A theoretical study on the effect of surface roughness on mass transport and transformation in biofilms

This modeling study evaluates the influence of biofilm geometrical characteristics on substrate mass transfer and conversion rates. A spatially two-dimensional model was used to compute laminar fluid flow, substrate mass transport, and conversion in irregularly shaped biofilms. The flow velocity above the biofilm surface was varied over 3 orders of magnitude. Numerical results show that increased biofilm roughness does not necessarily lead to an enhancement of either conversion rates or external mass transfer. The average mass transfer coefficient and Sherwood numbers were found to decrease almost linearly with biofilm area enlargement in the flow regime tested. The influence of flow, biofilm geometry and biofilm activity on external mass transfer could be quantified by Sh-Re correlations. The effect of biofilm surface roughness was incorporated in this correlation via area enlargement. Conversion rates could be best correlated to biofilm compactness. The more compact the biofilm, the higher the global conversion rate of substrate. Although an increase of bulk fluid velocity showed a large effect on mass transfer coefficients, the global substrate conversion rate per carrier area was less affected.

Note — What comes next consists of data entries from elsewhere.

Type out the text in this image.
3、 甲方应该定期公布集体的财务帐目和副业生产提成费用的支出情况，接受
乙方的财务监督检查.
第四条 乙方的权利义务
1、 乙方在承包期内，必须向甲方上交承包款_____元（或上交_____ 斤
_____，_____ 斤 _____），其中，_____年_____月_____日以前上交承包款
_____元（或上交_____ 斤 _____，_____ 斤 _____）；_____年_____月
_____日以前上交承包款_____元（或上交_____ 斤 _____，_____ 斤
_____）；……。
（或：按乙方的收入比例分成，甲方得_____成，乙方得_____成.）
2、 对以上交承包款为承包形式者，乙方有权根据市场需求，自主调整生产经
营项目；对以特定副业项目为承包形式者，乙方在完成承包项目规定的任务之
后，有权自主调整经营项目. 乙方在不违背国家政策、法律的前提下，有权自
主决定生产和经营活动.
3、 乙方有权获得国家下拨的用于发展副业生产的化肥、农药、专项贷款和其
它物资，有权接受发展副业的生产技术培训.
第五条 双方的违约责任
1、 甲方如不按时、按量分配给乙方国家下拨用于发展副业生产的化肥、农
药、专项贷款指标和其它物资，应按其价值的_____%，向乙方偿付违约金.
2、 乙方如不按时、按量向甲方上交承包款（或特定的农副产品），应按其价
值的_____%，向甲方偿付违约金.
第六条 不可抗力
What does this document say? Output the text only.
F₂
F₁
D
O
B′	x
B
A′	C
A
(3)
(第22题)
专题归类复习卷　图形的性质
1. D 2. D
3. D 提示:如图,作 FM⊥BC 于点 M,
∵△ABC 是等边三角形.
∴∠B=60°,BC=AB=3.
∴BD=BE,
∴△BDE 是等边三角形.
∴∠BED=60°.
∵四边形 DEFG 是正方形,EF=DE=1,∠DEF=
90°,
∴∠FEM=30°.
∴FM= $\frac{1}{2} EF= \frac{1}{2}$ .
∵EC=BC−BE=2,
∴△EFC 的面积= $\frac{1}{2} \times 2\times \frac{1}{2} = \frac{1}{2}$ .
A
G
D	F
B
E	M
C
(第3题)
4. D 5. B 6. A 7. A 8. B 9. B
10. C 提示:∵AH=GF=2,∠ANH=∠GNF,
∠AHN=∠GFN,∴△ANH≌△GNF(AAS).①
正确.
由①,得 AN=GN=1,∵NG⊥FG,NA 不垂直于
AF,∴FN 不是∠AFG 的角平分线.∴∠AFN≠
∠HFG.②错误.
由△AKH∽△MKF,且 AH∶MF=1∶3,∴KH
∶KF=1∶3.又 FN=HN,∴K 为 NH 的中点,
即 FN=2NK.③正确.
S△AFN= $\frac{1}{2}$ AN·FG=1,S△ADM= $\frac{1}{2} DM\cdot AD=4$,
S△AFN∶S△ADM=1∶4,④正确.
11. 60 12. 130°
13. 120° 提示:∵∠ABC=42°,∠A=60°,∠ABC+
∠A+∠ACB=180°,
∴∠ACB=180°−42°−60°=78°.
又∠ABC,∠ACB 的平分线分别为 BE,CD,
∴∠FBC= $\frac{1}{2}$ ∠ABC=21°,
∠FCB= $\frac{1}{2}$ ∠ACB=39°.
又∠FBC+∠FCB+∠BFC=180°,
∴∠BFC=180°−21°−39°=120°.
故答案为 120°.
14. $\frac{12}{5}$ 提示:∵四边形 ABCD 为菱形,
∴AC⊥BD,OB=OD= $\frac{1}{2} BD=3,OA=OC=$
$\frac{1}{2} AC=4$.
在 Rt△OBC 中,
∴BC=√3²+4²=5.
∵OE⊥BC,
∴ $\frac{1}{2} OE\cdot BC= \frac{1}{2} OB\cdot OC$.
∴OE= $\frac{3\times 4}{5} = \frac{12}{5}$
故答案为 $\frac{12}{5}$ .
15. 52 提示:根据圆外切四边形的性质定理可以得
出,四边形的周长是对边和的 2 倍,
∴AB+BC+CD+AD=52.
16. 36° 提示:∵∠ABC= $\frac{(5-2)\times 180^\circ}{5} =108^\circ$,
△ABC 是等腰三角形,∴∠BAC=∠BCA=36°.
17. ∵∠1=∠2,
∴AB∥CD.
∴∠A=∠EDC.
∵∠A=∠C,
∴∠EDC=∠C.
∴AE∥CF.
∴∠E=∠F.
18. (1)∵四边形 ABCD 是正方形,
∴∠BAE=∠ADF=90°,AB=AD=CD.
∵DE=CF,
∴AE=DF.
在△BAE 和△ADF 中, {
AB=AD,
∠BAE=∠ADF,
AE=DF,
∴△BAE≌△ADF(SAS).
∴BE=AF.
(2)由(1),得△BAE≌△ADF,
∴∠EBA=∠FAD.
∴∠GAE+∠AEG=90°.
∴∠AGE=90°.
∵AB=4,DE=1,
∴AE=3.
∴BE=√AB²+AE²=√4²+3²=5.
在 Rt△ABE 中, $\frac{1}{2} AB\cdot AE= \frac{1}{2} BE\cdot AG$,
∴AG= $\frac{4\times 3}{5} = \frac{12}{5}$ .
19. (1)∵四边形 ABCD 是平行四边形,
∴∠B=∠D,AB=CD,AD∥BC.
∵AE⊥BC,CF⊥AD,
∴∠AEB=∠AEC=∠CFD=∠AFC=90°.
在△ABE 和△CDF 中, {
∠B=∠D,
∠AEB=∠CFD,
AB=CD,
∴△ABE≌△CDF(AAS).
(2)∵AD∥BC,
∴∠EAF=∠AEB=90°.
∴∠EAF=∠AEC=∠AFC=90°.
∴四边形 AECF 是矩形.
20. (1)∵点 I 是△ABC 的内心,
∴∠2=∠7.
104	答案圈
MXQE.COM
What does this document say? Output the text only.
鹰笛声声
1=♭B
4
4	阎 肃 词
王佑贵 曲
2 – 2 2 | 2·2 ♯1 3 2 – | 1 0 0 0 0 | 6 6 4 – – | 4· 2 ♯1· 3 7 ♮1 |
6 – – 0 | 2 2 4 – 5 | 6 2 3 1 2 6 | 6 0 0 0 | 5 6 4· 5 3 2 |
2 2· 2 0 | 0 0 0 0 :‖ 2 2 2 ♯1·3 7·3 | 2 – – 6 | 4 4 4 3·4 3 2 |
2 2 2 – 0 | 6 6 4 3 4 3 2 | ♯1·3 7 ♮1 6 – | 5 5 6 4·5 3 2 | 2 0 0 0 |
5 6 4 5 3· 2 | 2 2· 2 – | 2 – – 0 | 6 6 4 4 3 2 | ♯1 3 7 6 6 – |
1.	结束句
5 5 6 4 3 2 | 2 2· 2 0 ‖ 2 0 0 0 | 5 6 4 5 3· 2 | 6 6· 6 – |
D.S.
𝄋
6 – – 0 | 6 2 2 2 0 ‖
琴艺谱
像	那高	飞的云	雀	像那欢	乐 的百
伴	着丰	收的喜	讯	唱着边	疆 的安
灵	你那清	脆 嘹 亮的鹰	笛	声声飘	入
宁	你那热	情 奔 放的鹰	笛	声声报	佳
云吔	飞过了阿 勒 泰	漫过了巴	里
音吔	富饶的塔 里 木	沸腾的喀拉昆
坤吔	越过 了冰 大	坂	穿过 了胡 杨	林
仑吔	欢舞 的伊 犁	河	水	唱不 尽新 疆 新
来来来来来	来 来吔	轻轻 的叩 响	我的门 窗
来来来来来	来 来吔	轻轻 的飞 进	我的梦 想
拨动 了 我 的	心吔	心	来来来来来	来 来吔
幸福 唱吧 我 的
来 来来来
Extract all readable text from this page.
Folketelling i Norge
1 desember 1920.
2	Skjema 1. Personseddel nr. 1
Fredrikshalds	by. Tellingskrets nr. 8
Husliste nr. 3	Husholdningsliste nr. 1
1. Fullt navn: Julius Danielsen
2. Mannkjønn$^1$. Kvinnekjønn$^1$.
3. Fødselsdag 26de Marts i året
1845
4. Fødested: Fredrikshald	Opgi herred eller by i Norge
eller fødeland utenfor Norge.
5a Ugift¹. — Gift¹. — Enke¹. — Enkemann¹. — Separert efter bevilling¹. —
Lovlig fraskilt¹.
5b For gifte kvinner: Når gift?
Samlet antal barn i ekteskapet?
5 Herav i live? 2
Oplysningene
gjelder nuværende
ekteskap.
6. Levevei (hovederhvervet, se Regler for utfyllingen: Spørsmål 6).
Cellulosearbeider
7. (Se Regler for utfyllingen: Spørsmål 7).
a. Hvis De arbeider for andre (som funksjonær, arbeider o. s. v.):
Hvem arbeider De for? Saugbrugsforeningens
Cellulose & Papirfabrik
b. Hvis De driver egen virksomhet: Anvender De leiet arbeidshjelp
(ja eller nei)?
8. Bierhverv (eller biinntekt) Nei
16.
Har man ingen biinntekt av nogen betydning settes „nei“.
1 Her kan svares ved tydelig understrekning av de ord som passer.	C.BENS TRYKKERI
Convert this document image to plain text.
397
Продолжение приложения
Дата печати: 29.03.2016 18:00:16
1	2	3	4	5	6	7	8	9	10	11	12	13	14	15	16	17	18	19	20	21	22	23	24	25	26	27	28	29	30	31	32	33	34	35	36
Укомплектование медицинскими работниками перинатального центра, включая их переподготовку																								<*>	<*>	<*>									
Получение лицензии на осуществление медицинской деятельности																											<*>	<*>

If only diffusion occurs in pores and channels, then rough biofilms behave as if they were compact but having less biomass activity. In spite of the fact that the real biofilm area is increased due to roughness, the effective mass transfer area is actually decreased because only biofilm peaks receive substrate. This can be explained by the fact that in the absence of normal convection in the biofilm valleys, the substrate gradients are still largely perpendicular to the carrier. Even in the cases where convective transport dominates the external mass transfer process, roughness could lead to decreased conversion rates. The results of this study clearly indicate that only evaluation of overall conversion rates or mass fluxes can describe the correct biofilm conversion, whereas interpretation of local concentration or flow measurements as such might easily lead to erroneous conclusions.